DESIGN AND IMPLEMENTATION OF ERASURE CODING IN CASSANDRA
Open Access
- Author:
- Ramesh, Ranjitha
- Graduate Program:
- Computer Science and Engineering
- Degree:
- Master of Science
- Document Type:
- Master Thesis
- Date of Defense:
- June 24, 2021
- Committee Members:
- Chitaranjan Das, Program Head/Chair
Bhuvan Narendra Urgaonkar, Thesis Advisor/Co-Advisor
Viveck Ramesh Cadambe, Thesis Advisor/Co-Advisor - Keywords:
- Erasure Coding
Cassandra
Distributed System
Algorithm - Abstract:
- High Availability and Fault-Tolerance are two important features for any distributed system. To achieve this we often resort to using Replication. We save extra copies of the data at different locations, so that we can fetch the closest copy or in case of failures, we could reach additional copies.
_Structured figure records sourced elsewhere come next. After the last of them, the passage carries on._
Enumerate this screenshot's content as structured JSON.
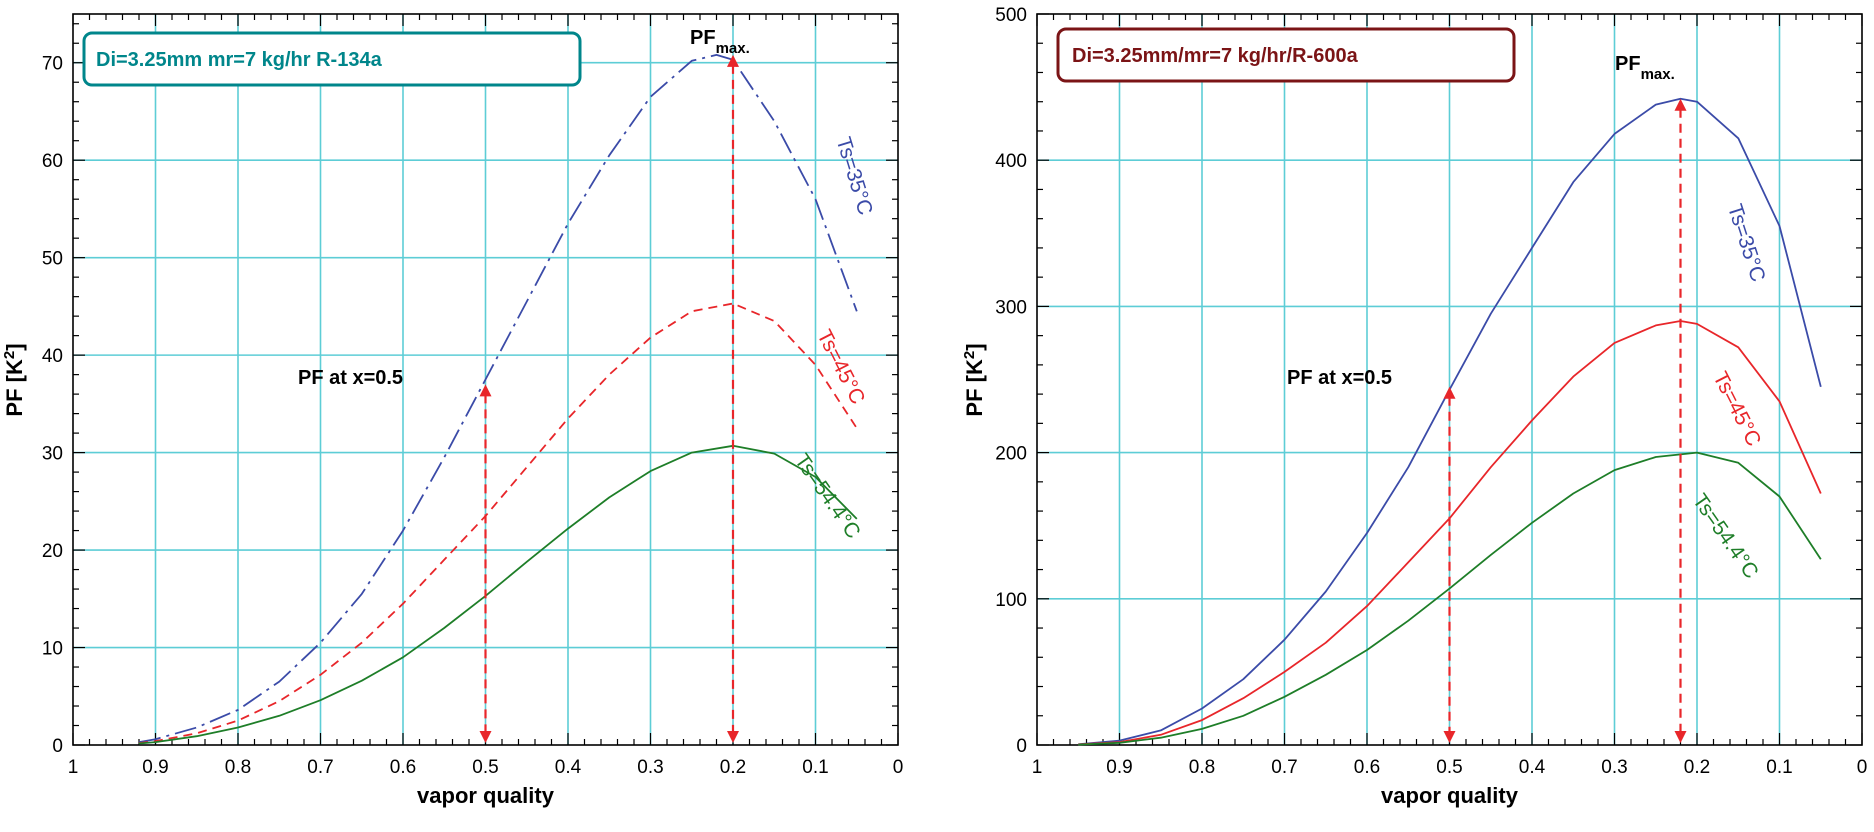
{
  "chart_data": [
    {
      "type": "line",
      "xlabel": "vapor quality",
      "ylabel": "PF  [K2]",
      "xlim": [
        1,
        0
      ],
      "ylim": [
        0,
        75
      ],
      "x_ticks": [
        "1",
        "0.9",
        "0.8",
        "0.7",
        "0.6",
        "0.5",
        "0.4",
        "0.3",
        "0.2",
        "0.1",
        "0"
      ],
      "y_ticks": [
        "0",
        "10",
        "20",
        "30",
        "40",
        "50",
        "60",
        "70"
      ],
      "annotation_box": "Di=3.25mm   mr=7 kg/hr   R-134a",
      "box_color": "#00868b",
      "pf_max_label": "PF",
      "pf_max_sub": "max.",
      "pf_x05_label": "PF at x=0.5",
      "arrow_color": "#e8262a",
      "series": [
        {
          "name": "Ts=35°C",
          "color": "#3b4ba8",
          "dash": "dashdot",
          "x": [
            0.92,
            0.9,
            0.85,
            0.8,
            0.75,
            0.7,
            0.65,
            0.6,
            0.55,
            0.5,
            0.45,
            0.4,
            0.35,
            0.3,
            0.25,
            0.22,
            0.2,
            0.15,
            0.1,
            0.05
          ],
          "y": [
            0.3,
            0.6,
            1.8,
            3.6,
            6.5,
            10.5,
            15.5,
            22,
            29.5,
            37.5,
            45.5,
            53.5,
            60.5,
            66.5,
            70.2,
            70.8,
            70.3,
            64,
            56,
            44.5
          ]
        },
        {
          "name": "Ts=45°C",
          "color": "#e8262a",
          "dash": "dashed",
          "x": [
            0.92,
            0.9,
            0.85,
            0.8,
            0.75,
            0.7,
            0.65,
            0.6,
            0.55,
            0.5,
            0.45,
            0.4,
            0.35,
            0.3,
            0.25,
            0.2,
            0.15,
            0.1,
            0.05
          ],
          "y": [
            0.2,
            0.4,
            1.2,
            2.5,
            4.5,
            7.2,
            10.5,
            14.5,
            19,
            23.5,
            28.5,
            33.5,
            38,
            41.8,
            44.5,
            45.3,
            43.5,
            39,
            32.5
          ]
        },
        {
          "name": "Ts=54.4°C",
          "color": "#1e7e28",
          "dash": "solid",
          "x": [
            0.92,
            0.9,
            0.85,
            0.8,
            0.75,
            0.7,
            0.65,
            0.6,
            0.55,
            0.5,
            0.45,
            0.4,
            0.35,
            0.3,
            0.25,
            0.2,
            0.15,
            0.1,
            0.05
          ],
          "y": [
            0.15,
            0.3,
            0.9,
            1.8,
            3.0,
            4.6,
            6.6,
            9.0,
            12.0,
            15.3,
            18.8,
            22.2,
            25.4,
            28.1,
            30.0,
            30.7,
            29.9,
            27.5,
            23.2
          ]
        }
      ]
    },
    {
      "type": "line",
      "xlabel": "vapor quality",
      "ylabel": "PF  [K2]",
      "xlim": [
        1,
        0
      ],
      "ylim": [
        0,
        500
      ],
      "x_ticks": [
        "1",
        "0.9",
        "0.8",
        "0.7",
        "0.6",
        "0.5",
        "0.4",
        "0.3",
        "0.2",
        "0.1",
        "0"
      ],
      "y_ticks": [
        "0",
        "100",
        "200",
        "300",
        "400",
        "500"
      ],
      "annotation_box": "Di=3.25mm/mr=7 kg/hr/R-600a",
      "box_color": "#7b1416",
      "pf_max_label": "PF",
      "pf_max_sub": "max.",
      "pf_x05_label": "PF at x=0.5",
      "arrow_color": "#e8262a",
      "series": [
        {
          "name": "Ts=35°C",
          "color": "#3b4ba8",
          "dash": "solid",
          "x": [
            0.95,
            0.9,
            0.85,
            0.8,
            0.75,
            0.7,
            0.65,
            0.6,
            0.55,
            0.5,
            0.45,
            0.4,
            0.35,
            0.3,
            0.25,
            0.22,
            0.2,
            0.15,
            0.1,
            0.05
          ],
          "y": [
            0.5,
            3,
            10,
            25,
            45,
            72,
            105,
            145,
            190,
            243,
            295,
            340,
            385,
            418,
            438,
            442,
            440,
            415,
            355,
            245
          ]
        },
        {
          "name": "Ts=45°C",
          "color": "#e8262a",
          "dash": "solid",
          "x": [
            0.95,
            0.9,
            0.85,
            0.8,
            0.75,
            0.7,
            0.65,
            0.6,
            0.55,
            0.5,
            0.45,
            0.4,
            0.35,
            0.3,
            0.25,
            0.22,
            0.2,
            0.15,
            0.1,
            0.05
          ],
          "y": [
            0.4,
            2,
            7,
            17,
            32,
            50,
            70,
            95,
            125,
            155,
            190,
            222,
            252,
            275,
            287,
            290,
            288,
            272,
            235,
            172
          ]
        },
        {
          "name": "Ts=54.4°C",
          "color": "#1e7e28",
          "dash": "solid",
          "x": [
            0.95,
            0.9,
            0.85,
            0.8,
            0.75,
            0.7,
            0.65,
            0.6,
            0.55,
            0.5,
            0.45,
            0.4,
            0.35,
            0.3,
            0.25,
            0.2,
            0.15,
            0.1,
            0.05
          ],
          "y": [
            0.3,
            1.5,
            5,
            11,
            20,
            33,
            48,
            65,
            85,
            107,
            130,
            152,
            172,
            188,
            197,
            200,
            193,
            170,
            127
          ]
        }
      ]
    }
  ]
}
Erasure Coding is a space-efficient technique to store data and offer redundancy at the same time. In this work, we are leveraging Erasure coding in a widely used NoSQL distributed database, Cassandra to prove the efficiency and trade-offs. We propose an algorithm that fits Cassandra’s architecture closely and with minimal overheads and minimal changes to existing structure, delivers more than 50% storage efficiency as compared to replication. Our algorithm is simple and flexible providing the users a lot of control on choosing the erasure coding schema, the threshold size of the data to trigger erasure coding, multi-read, multi-write, single-read and single-write of the entries. All this while preserving some major features like sorting, indexing, searching and range queries by the partition and clustering keys. This is a novel approach where we maintain closest latency possible from the original design and provide an improved storage efficiency. There have been lot of work on Erasure coding which have been discussed in the related work section. This is followed by a further detailed discussion of the challenges and benefits of our approach towards Erasure Coding in Cassandra.